— Так, я с некоторыми из этих людей лично знакома. И периодически вынуждена общаться, — улыбнувшись пожала прлечиками Хельга. — Даже с теми, кто значительно старше.
— Да? — я удивлённо посмотрел на неё.
— Ага… На самом деле, всё начинается в детстве, года в четыре, пять, когда родителям приходится брать своих детей на светские рауты. Так положено, — ответила Громова. — Пока старшие обсуждают свои дела и политику, дети разных лет отсылаются в специально подготовленные комнаты где знакомятся друг с другом, играют, обедают или ужинают, а потом обязательно лакомятся каким-нибудь очень вкусным тортом, который уникален для каждого принимающего. Есть даже специальная регулярно пополняемая книга в которой описываются использованные рецепты, повторять которые считается дурным тоном. В общем, якобы именно на этих раутах, дети создают свой будущий круг общения…
— Но… почему тогда с тобой ещё никто даже не поздоровался? — поинтересовался я, одновременно изучая людей в кафетерии.
— Кто-то скорее всего про меня просто забыл, — ответила девушка. — В конце-концов, кому в семь-восемь лет может быть интересна четырёхлетняя малявка. Ну а другие — тебя боятся. И вообще, всё-равно у меня среди этих людей даже настоящих товарищей нету.
— А чего меня бояться? — я опять уставился на Громову.

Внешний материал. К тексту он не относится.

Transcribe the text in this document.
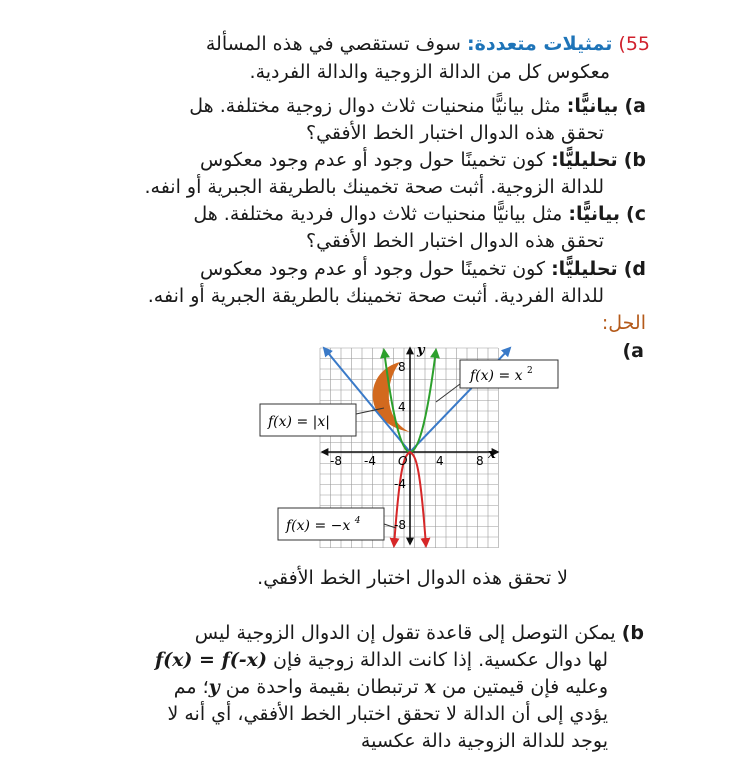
55) تمثيلات متعددة: سوف تستقصي في هذه المسألة
معكوس كل من الدالة الزوجية والدالة الفردية.
a) بيانيًّا: مثل بيانيًّا منحنيات ثلاث دوال زوجية مختلفة. هل
تحقق هذه الدوال اختبار الخط الأفقي؟
b) تحليليًّا: كون تخمينًا حول وجود أو عدم وجود معكوس
للدالة الزوجية. أثبت صحة تخمينك بالطريقة الجبرية أو انفه.
c) بيانيًّا: مثل بيانيًّا منحنيات ثلاث دوال فردية مختلفة. هل
تحقق هذه الدوال اختبار الخط الأفقي؟
d) تحليليًّا: كون تخمينًا حول وجود أو عدم وجود معكوس
للدالة الفردية. أثبت صحة تخمينك بالطريقة الجبرية أو انفه.
الحل:
(a
x
y
-8 -4 O 4	8
8
4
-4
-8
f(x) = x $^2$
f(x) = |x|
f(x) = −x $^4$
لا تحقق هذه الدوال اختبار الخط الأفقي.
b) يمكن التوصل إلى قاعدة تقول إن الدوال الزوجية ليس
لها دوال عكسية. إذا كانت الدالة زوجية فإن f(x) = f(-x)
وعليه فإن قيمتين من x ترتبطان بقيمة واحدة من y؛ مم
يؤدي إلى أن الدالة لا تحقق اختبار الخط الأفقي، أي أنه لا
يوجد للدالة الزوجية دالة عكسية
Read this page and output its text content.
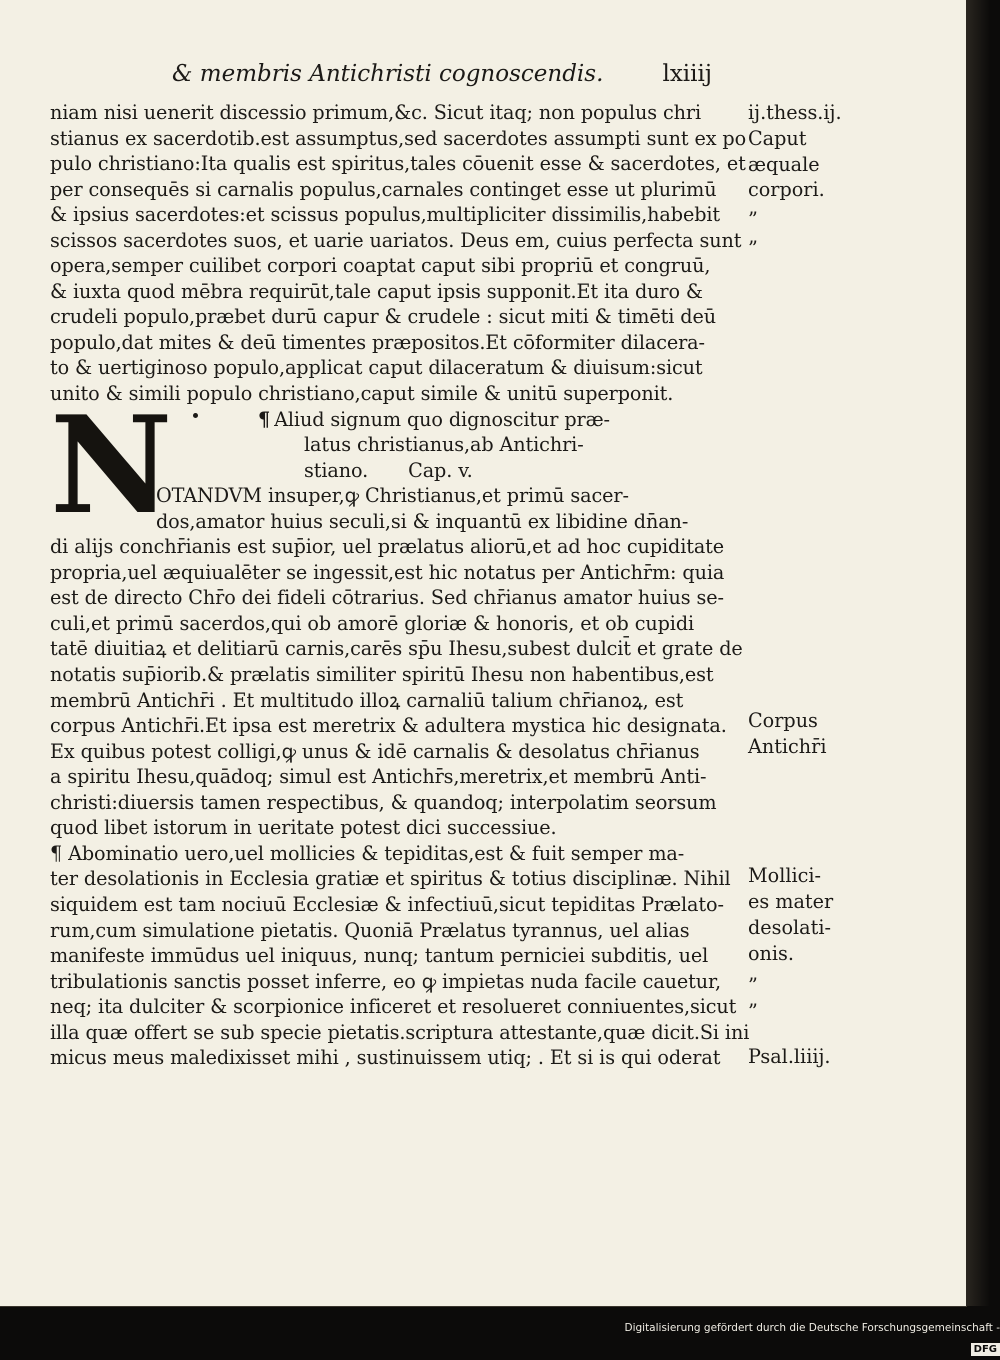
& membris Antichristi cognoscendis.	lxiiij
niam nisi uenerit discessio primum,&c. Sicut itaq; non populus chri
stianus ex sacerdotib.est assumptus,sed sacerdotes assumpti sunt ex po
pulo christiano:Ita qualis est spiritus,tales cōuenit esse & sacerdotes, et
per consequēs si carnalis populus,carnales continget esse ut plurimū
& ipsius sacerdotes:et scissus populus,multipliciter dissimilis,habebit
scissos sacerdotes suos, et uarie uariatos. Deus em, cuius perfecta sunt
opera,semper cuilibet corpori coaptat caput sibi propriū et congruū,
& iuxta quod mēbra requirūt,tale caput ipsis supponit.Et ita duro &
crudeli populo,præbet durū capur & crudele : sicut miti & timēti deū
populo,dat mites & deū timentes præpositos.Et cōformiter dilacera-
to & uertiginoso populo,applicat caput dilaceratum & diuisum:sicut
unito & simili populo christiano,caput simile & unitū superponit.
N	¶ Aliud signum quo dignoscitur præ-
latus christianus,ab Antichri-
stiano. Cap. v.
OTANDVM insuper,ꝙ Christianus,et primū sacer-
dos,amator huius seculi,si & inquantū ex libidine dn̄an-
di alijs conchr̄ianis est sup̄ior, uel prælatus aliorū,et ad hoc cupiditate
propria,uel æquiualēter se ingessit,est hic notatus per Antichr̄m: quia
est de directo Chr̄o dei fideli cōtrarius. Sed chr̄ianus amator huius se-
culi,et primū sacerdos,qui ob amorē gloriæ & honoris, et ob cupidi
tatē diuitiaꝝ et delitiarū carnis,carēs sp̄u Ihesu,subest dulcit̄ et grate de
notatis sup̄iorib.& prælatis similiter spiritū Ihesu non habentibus,est
membrū Antichr̄i . Et multitudo illoꝝ carnaliū talium chr̄ianoꝝ, est
corpus Antichr̄i.Et ipsa est meretrix & adultera mystica hic designata.
Ex quibus potest colligi,ꝙ unus & idē carnalis & desolatus chr̄ianus
a spiritu Ihesu,quādoq; simul est Antichr̄s,meretrix,et membrū Anti-
christi:diuersis tamen respectibus, & quandoq; interpolatim seorsum
quod libet istorum in ueritate potest dici successiue.
¶ Abominatio uero,uel mollicies & tepiditas,est & fuit semper ma-
ter desolationis in Ecclesia gratiæ et spiritus & totius disciplinæ. Nihil
siquidem est tam nociuū Ecclesiæ & infectiuū,sicut tepiditas Prælato-
rum,cum simulatione pietatis. Quoniā Prælatus tyrannus, uel alias
manifeste immūdus uel iniquus, nunq; tantum perniciei subditis, uel
tribulationis sanctis posset inferre, eo ꝙ impietas nuda facile cauetur,
neq; ita dulciter & scorpionice inficeret et resolueret conniuentes,sicut
illa quæ offert se sub specie pietatis.scriptura attestante,quæ dicit.Si ini
micus meus maledixisset mihi , sustinuissem utiq; . Et si is qui oderat
ij.thess.ij.
Caput
æquale
corpori.
”
”
Corpus
Antichr̄i
Mollici-
es mater
desolati-
onis.
”
”
Psal.liiij.
Digitalisierung gefördert durch die Deutsche Forschungsgemeinschaft -DFG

— Антон, ты как-бы не только чародей, но и глава целого клана! — фыркнула Хельга. — Не маленького и как показали последние события — опасного. Я же — чародейка, которая пришла вместе с тобой… Сложи сам два и два, или умножь, хочешь не хочешь получишь ровно четыре! Поверь мне, эти юноши и девушки, как бы они сейчас себя не вели, на самом деле умны и хорошо образованы, а потому, естественно должны были узнать тебя как Бажова. Хотя бы по тамге на спине твоего парадного мундира, это если охрана их родителей не озаботилась заранее твоим фото. Был бы на твоём месте кто-то другой, его бы скорее всего уже попытались бы прощупать. А тебя трогать — боятся!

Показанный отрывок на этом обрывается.